Here's the scenario that's likely playing out in the boardroom of every community bank in Florida.
Faced with increasingly burdensome regulations and lack of investor interest, the shareholders of community banks have little choice but to hope for a generous offer from a larger bank seeking to boost its presence in Florida.
The shareholders of Fort Myers-based Florida Gulf Bancorp got exactly that when IberiaBank announced on March 19 that it offered to pay nearly $44 million for the company that owns Florida Gulf Bank. That's about 1.4 times book value, significantly more than what Florida community banks have been trading for in recent years.
Whether the price sets a benchmark remains to be seen, but long-suffering shareholders of Florida community banks might finally be seeing an exit from the troubled sector. Indeed, offers for banks and thrifts in the Southeast in the past year have averaged just 81% of book value, according to SNL Financial.
For a smaller bank like Florida Gulf with $350 million in assets, increased government mandates would boost expenses to the point of negating any improvement in the bank's operations. “We were being bombarded by government regulation,” says William Valenti, Florida Gulf's president and CEO. “We believe it will get worse.”

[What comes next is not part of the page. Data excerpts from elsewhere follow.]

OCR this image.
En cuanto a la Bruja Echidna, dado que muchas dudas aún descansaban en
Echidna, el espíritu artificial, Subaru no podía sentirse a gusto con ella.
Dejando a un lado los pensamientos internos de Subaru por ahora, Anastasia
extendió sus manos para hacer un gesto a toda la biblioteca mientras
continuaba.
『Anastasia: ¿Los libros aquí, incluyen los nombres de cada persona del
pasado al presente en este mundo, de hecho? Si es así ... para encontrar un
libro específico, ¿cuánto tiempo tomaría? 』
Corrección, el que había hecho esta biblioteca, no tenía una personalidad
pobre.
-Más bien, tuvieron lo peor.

By contrast, IberiaBank reported assets of $11.7 billion as of Dec. 31 and posted net income of nearly $75 million in 2011. The Lafayette, La.-based bank entered the Southwest Florida market in November 2009 when it acquired two failed banks: Orion Bank in Naples and Century Bank in Sarasota. The Florida Gulf Bank acquisition fills in the gap between those two communities.
“Every time there was a federal exam, they said 'you need to add more people,'” Valenti says. Unfortunately, these extra employees weren't hired to generate new business. Instead, regulators demanded more staff to comply with a growing array of government regulations.
In addition, the government has ordered banks maintain a larger capital cushion. “The requirement used to be 5% capital; they raised that to 8%,” says Valenti. “That's a 60% increase.”
With future profits likely to be slashed by growing expenses to deal with government mandates, it's no surprise that community banks aren't finding investors to boost capital. “No one wants to invest in a community bank,” says Valenti. “We just don't see the return.”
In a sign that scale matters more than ever in this business, IberiaBank says it can generate returns in the “mid-teens” from the Florida Gulf Bank operations in part by eliminating duplicative back-office functions such as compliance. In a presentation to investors shortly after the announcement of the deal, IberiaBank says it can achieve $3 million in annual cost savings at the Fort Myers bank.
Florida Gulf Bank is one of the better-managed community banks. Besides surviving the downturn, Florida Gulf Bank earned $758,000 in 2011, more than double what it earned in 2010. Its bad loans are negligible, a result of conservative underwriting during the boom.
“What we like about Florida Gulf Bank is its great branches and its great people,” says Daryl Byrd, IberiaBank's president and CEO, who personally visited all eight of Florida Gulf's branches and named Valenti, 67, market president for Lee County. “We're paying them what we think is a fair multiple.”
Valenti says Florida Gulf's board of directors set an initial target of 1.5 times book value and began confidential negotiations with IberiaBank when an investment banker brought the two parties together. Besides IberiaBank, Valenti says Florida Gulf had three other suitors, though none made a formal offer.
While the currency for the deal is IberiaBank stock (which recently came with a dividend yield of 2.5%), there is an additional cash incentive of $4.4 million in cash if certain troubled loans pay off. If those loans work out favorably, Valenti says shareholders will realize the 1.5 times book value the board had set as a baseline.